Op Hem zijt Gij neergedaald en in Hem blijven wonen,
Daarom kon Hij troost zijn en toekomst
Voor allen die zochten naar houvast en perspectief.
Mochten ook wij die kracht ondervinden
Nu wij mogen delen in zijn brood en wijn.
Wij vragen het U, God,
Die met ons meegaat doorheen alle tijden.

Lied 124: “Ik geloof in de God in het begin en de laatste zin van de dingen is”

Inleiding op de lezing

Zo dadelijk horen we een langere lezing uit het evangelie van Marcus. Ik wil enkel deze tekst in het grote geheel plaatsen waardoor hij nog meer sprekend wordt. Marcus heeft eerst een aantal parabels samengebracht waarin Jezus vertelt over een zaaier of over het mosterdzaadje, parabels waarin sprake is van de sterke groeikracht van het Rijk van God. Vervolgens beschrijft hij hoe diezelfde kracht in Jezus werkzaam is. Eerst beheerst Hij de chaotische krachten van de natuur door de storm op het meer te stillen. Daarna geneest hij een psychiatrisch gestoorde man van zijn demonische bezetenheid. In de twee verhalen die we nu horen geneest Hij een vrouw die lijdt aan onregelmatige menstruatie en vervolgens wekt Hij een meisje uit de dood op. Het geheel eindigt met een bezoek aan zijn geboortestad waar Jezus door de inwoners wordt verworpen. Daarmee geeft Marcus in een notendop zijn visie weer. Gods kracht zal zich in deze wereld onweerstaanbaar doorzetten, hoe het er ook aan toe mag gaan. Diezelfde kracht wordt zichtbaar in deze mens, Jezus van Nazareth. Maar de wereld zal er slechts oog voor hebben via lijden en opstanding van Jezus en via het opnemen en verwerken van zijn eigen leed.

Marcus 5, 21 – 43.

Lied nr. 26: “Hij die de blinden weer liet zien”

Homilie

Een procédé dat Marcus wel meer toepast is het in elkaar schuiven van twee verhalen die volgens hem iets met elkaar te maken hebben. Zo vertelt hij dat de leiders van het volk Jezus zoeken te vervolgen en hij schuift daarin de anekdote dat ook zijn familie hem wilde meenemen, omdat ze vonden dat Hij niet goed bij zijn hoofd was. Of hij vertelt een verhaal van een lamme die wordt genezen en voegt daarin een verhaal van vergeving van zonden. Zo ook vandaag. Binnen het verhaal van de dodenopwekking schuift hij het verhaal van een vrouw die door aanraking van Jezus’ mantel genezen wordt. De verbinding tussen de twee verhalen is het getal 12.

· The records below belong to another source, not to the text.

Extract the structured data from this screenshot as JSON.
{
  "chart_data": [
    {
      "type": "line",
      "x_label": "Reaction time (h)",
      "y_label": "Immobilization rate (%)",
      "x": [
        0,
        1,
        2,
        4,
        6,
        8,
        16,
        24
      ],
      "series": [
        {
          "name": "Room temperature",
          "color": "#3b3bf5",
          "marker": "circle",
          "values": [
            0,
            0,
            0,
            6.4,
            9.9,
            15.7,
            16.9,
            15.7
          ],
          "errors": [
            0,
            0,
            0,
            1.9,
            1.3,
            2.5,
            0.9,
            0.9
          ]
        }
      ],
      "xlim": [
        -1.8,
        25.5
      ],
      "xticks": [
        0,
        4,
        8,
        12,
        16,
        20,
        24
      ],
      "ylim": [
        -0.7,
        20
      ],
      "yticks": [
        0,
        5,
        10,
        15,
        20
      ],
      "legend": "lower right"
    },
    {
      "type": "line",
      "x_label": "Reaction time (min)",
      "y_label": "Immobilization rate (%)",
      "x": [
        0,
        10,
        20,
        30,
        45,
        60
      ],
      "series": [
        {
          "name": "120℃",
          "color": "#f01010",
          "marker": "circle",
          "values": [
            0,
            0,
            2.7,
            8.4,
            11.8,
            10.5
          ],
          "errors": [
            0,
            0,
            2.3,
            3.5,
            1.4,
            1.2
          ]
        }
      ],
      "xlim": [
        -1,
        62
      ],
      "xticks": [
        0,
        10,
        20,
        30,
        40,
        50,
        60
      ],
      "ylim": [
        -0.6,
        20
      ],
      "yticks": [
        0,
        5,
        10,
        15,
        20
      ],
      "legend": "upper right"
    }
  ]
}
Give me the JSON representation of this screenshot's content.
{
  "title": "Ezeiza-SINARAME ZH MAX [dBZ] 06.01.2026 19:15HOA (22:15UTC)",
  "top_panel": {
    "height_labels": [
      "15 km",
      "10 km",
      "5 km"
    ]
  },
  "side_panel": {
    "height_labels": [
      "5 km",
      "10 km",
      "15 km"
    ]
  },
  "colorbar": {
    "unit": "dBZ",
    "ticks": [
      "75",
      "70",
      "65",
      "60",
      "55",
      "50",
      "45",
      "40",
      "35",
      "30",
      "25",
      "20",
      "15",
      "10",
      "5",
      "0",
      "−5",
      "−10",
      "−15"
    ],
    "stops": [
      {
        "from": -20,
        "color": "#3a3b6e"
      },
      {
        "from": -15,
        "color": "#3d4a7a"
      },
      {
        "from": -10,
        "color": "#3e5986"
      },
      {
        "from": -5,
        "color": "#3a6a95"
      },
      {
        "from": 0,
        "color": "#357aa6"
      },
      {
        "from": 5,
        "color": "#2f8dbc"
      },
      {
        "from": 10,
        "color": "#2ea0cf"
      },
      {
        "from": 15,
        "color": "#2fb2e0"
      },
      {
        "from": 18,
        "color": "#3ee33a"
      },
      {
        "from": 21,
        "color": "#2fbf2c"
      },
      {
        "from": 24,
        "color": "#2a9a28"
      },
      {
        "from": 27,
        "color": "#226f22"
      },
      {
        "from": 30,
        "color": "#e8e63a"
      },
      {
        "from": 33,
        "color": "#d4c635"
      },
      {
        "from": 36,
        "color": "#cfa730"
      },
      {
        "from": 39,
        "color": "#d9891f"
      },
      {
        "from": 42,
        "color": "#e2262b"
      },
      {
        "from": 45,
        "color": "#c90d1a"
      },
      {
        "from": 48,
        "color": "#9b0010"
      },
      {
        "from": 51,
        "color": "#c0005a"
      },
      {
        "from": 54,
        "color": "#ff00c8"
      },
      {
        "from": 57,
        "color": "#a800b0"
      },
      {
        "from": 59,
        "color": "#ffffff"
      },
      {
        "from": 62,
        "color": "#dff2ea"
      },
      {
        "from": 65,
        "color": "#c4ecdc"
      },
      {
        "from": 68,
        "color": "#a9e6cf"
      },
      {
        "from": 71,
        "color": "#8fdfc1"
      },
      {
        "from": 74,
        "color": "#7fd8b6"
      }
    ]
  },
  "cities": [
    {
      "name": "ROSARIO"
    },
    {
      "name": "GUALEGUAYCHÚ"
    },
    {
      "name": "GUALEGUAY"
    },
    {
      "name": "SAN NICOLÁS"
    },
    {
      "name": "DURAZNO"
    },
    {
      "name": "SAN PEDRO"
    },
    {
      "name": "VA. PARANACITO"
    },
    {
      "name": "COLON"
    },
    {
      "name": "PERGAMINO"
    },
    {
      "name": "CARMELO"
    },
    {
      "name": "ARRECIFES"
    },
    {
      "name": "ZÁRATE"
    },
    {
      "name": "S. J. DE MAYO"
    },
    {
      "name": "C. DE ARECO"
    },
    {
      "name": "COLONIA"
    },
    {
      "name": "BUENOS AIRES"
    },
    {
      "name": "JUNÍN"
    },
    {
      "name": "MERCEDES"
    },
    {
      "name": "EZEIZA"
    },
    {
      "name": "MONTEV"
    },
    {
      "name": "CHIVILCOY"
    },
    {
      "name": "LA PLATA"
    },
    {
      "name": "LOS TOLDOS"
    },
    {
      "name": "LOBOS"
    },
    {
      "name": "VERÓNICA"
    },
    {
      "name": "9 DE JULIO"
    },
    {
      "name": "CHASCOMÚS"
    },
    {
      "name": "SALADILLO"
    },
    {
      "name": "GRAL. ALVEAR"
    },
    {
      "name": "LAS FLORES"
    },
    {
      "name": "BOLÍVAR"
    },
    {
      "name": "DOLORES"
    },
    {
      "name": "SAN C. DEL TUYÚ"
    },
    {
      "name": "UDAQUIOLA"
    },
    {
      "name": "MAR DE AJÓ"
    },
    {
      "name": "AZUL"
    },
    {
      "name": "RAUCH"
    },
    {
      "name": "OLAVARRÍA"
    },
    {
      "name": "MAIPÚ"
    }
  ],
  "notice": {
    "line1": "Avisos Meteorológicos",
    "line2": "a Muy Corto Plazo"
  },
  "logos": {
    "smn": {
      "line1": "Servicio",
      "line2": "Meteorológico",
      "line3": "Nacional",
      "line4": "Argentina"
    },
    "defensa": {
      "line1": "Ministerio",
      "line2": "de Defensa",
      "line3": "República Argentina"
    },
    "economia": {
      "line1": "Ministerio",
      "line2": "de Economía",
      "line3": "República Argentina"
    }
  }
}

De vrouw leed twaalf jaar aan onregelmatig bloedverlies waardoor ze geen kinderen kon krijgen, haar man van haar mocht scheiden, waardoor ze voortdurend leefde in een toestand van onreinheid en dus was uitgesloten van alle sociale en religieuze contact. Bloed bevatte de levensziel, menstruatie bracht een vrouw aan de grens van leven en dood, de schemerzone waar men angst voor had, vandaar die voor ons vreemde regel dat zij in die periode onrein was. Dat had niets met vrouwenhaat te maken maar met een taboe voor het geheimzinnige. In dit geval zorgde die wet voor een verschrikkelijke isolatie. Vandaar dat de latere kerkvaders zoals Origines en Johannes Chrisostomos haar voorstelden als een model van geloof. Zij die niet aangeraakt mocht worden, die in haar eenzaamheid wellicht hoopte in liefde omhelsd te worden, gaat uit zichzelf naar voor en raakt Jezus aan. Ze wil de kracht die door Hem stroomt ook ondervinden.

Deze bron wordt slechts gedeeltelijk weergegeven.